Colloquium de l’IJN

Visual metaphor and the ’sentiment of (ir)rationality’

Francesca Ervas (Université de Cagliari)
Informations pratiques
15 mars 2019

ENS, Pavillon Jardin, conference room, 24 rue Lhomond, 75005


Metaphor is a cognitive process through which a (generally more abstract and less known) target conceptual domain is seen in light of a (generally more concrete and better known) source conceptual domain (Lakoff & Johnson 1980; Gibbs 1994; Bowdle & Gentner 2005). Verbal metaphor has been considered a condensed and implicit argument guiding the audience along a path of inferences to a conclusion, which attributes to the target some properties of the source (Macagno & Zavatta, 2014; Oswald & Rihs, 2014; Wagemans, 2016). However, metaphor is also a framing device with an “ignorance-preserving” trait (Arfini et al. 2018): some relevant properties of the source are selected to understand the target, while other properties remain ignored, seriously affecting reasoning (Thibodeau & Borodisky 2011, 2013; Semino et al. 2016; Burgers et al. 2016). I argued that, far from being a source of irrationality, verbal metaphor might elicit a creative and productive style of reasoning in argumentation, forcing the audience to find an alternative interpretation of the premises that guarantees a conclusion (Ervas et al. 2015, 2018).
It is less clear the relationship between reasoning and visual metaphor, where metaphor is conveyed (completely or partially) pictorially (Kennedy 1982; Carroll 1994; Forceville 1994, 1996, 2008; Ojha 2015; Pérez Sobrino 2017).
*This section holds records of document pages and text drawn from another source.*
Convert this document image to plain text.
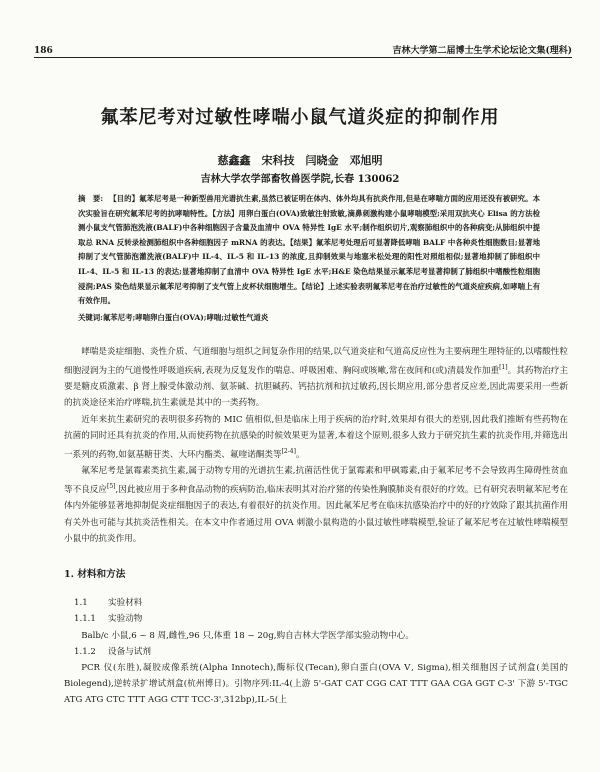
186	吉林大学第二届博士生学术论坛论文集(理科)
氟苯尼考对过敏性哮喘小鼠气道炎症的抑制作用
慈鑫鑫　宋科技　闫晓金　邓旭明
吉林大学农学部畜牧兽医学院,长春 130062
摘　要: 【目的】氟苯尼考是一种新型兽用光谱抗生素,虽然已被证明在体内、体外均具有抗炎作用,但是在哮喘方面的应用还没有被研究。本次实验旨在研究氟苯尼考的抗哮喘特性。【方法】用卵白蛋白(OVA)致敏注射致敏,滴鼻刺激构建小鼠哮喘模型;采用双抗夹心 Elisa 的方法检测小鼠支气管肺泡洗液(BALF)中各种细胞因子含量及血清中 OVA 特异性 IgE 水平;制作组织切片,观察肺组织中的各种病变;从肺组织中提取总 RNA 反转录检测肺组织中各种细胞因子 mRNA 的表达。【结果】氟苯尼考处理后可显著降低哮喘 BALF 中各种炎性细胞数目;显著地抑制了支气管肺泡灌洗液(BALF)中 IL-4、IL-5 和 IL-13 的浓度,且抑制效果与地塞米松处理的阳性对照组相似;显著地抑制了肺组织中 IL-4、IL-5 和 IL-13 的表达;显著地抑制了血清中 OVA 特异性 IgE 水平;H&E 染色结果显示氟苯尼考显著抑制了肺组织中嗜酸性粒细胞浸润;PAS 染色结果显示氟苯尼考抑制了支气管上皮杯状细胞增生。【结论】上述实验表明氟苯尼考在治疗过敏性的气道炎症疾病,如哮喘上有有效作用。
关键词:氟苯尼考;哮喘卵白蛋白(OVA);哮喘;过敏性气道炎

哮喘是炎症细胞、炎性介质、气道细胞与组织之间复杂作用的结果,以气道炎症和气道高反应性为主要病理生理特征的,以嗜酸性粒细胞浸润为主的气道慢性呼吸道疾病,表现为反复发作的喘息、呼吸困难、胸闷或咳嗽,常在夜间和(或)清晨发作加重[1]。其药物治疗主要是糖皮质激素、β 肾上腺受体激动剂、氨茶碱、抗胆碱药、钙拮抗剂和抗过敏药,因长期应用,部分患者反应差,因此需要采用一些新的抗炎途径来治疗哮喘,抗生素就是其中的一类药物。

近年来抗生素研究的表明很多药物的 MIC 值相似,但是临床上用于疾病的治疗时,效果却有很大的差别,因此我们推断有些药物在抗菌的同时还具有抗炎的作用,从而使药物在抗感染的时候效果更为显著,本着这个原则,很多人致力于研究抗生素的抗炎作用,并筛选出一系列的药物,如氨基糖苷类、大环内酯类、氟喹诺酮类等[2-4]。

氟苯尼考是氯霉素类抗生素,属于动物专用的光谱抗生素,抗菌活性优于氯霉素和甲砜霉素,由于氟苯尼考不会导致再生障碍性贫血等不良反应[5],因此被应用于多种食品动物的疾病防治,临床表明其对治疗猪的传染性胸膜肺炎有很好的疗效。已有研究表明氟苯尼考在体内外能够显著地抑制促炎症细胞因子的表达,有着很好的抗炎作用。因此氟苯尼考在临床抗感染治疗中的好的疗效除了跟其抗菌作用有关外也可能与其抗炎活性相关。在本文中作者通过用 OVA 刺激小鼠构造的小鼠过敏性哮喘模型,验证了氟苯尼考在过敏性哮喘模型小鼠中的抗炎作用。

1. 材料和方法

1.1 实验材料

1.1.1 实验动物

Balb/c 小鼠,6 ~ 8 周,雌性,96 只,体重 18 ~ 20g,购自吉林大学医学部实验动物中心。

1.1.2 设备与试剂

PCR 仪(东胜),凝胶成像系统(Alpha Innotech),酶标仪(Tecan),卵白蛋白(OVA Ⅴ, Sigma),相关细胞因子试剂盒(美国的 Biolegend),逆转录扩增试剂盒(杭州博日)。引物序列:IL-4(上游 5'-GAT CAT CGG CAT TTT GAA CGA GGT C-3' 下游 5'-TGC ATG ATG CTC TTT AGG CTT TCC-3',312bp),IL-5(上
Also visual metaphor has been described as a condensed and implicit argument (Tseronis & Forceville 2017), which directs the audience’s attention towards certain visual properties, possibly leading to risky inferences (Knauff & Johnson-Laird 2002; Pollaroli & Rocci 2015). There are three main problems to consider visual metaphor as a condensed and implicit argument: 1) understanding whether there are two conceptual domains; 2) understanding the directionality of the metaphor; 3) understanding the attributed properties. However, visual metaphor might elicit a creative and productive style of reasoning precisely in the process of solving these problems. I propose that a “sentiment of (ir)rationality” (James 1879) or a noetic feeling of (ir)rationality (Dokic 2012) guides reasoning via visual metaphors by tracking a disruption of existing familiar conceptualizations of objects and/or actions and a (partial) recovery of ignored properties.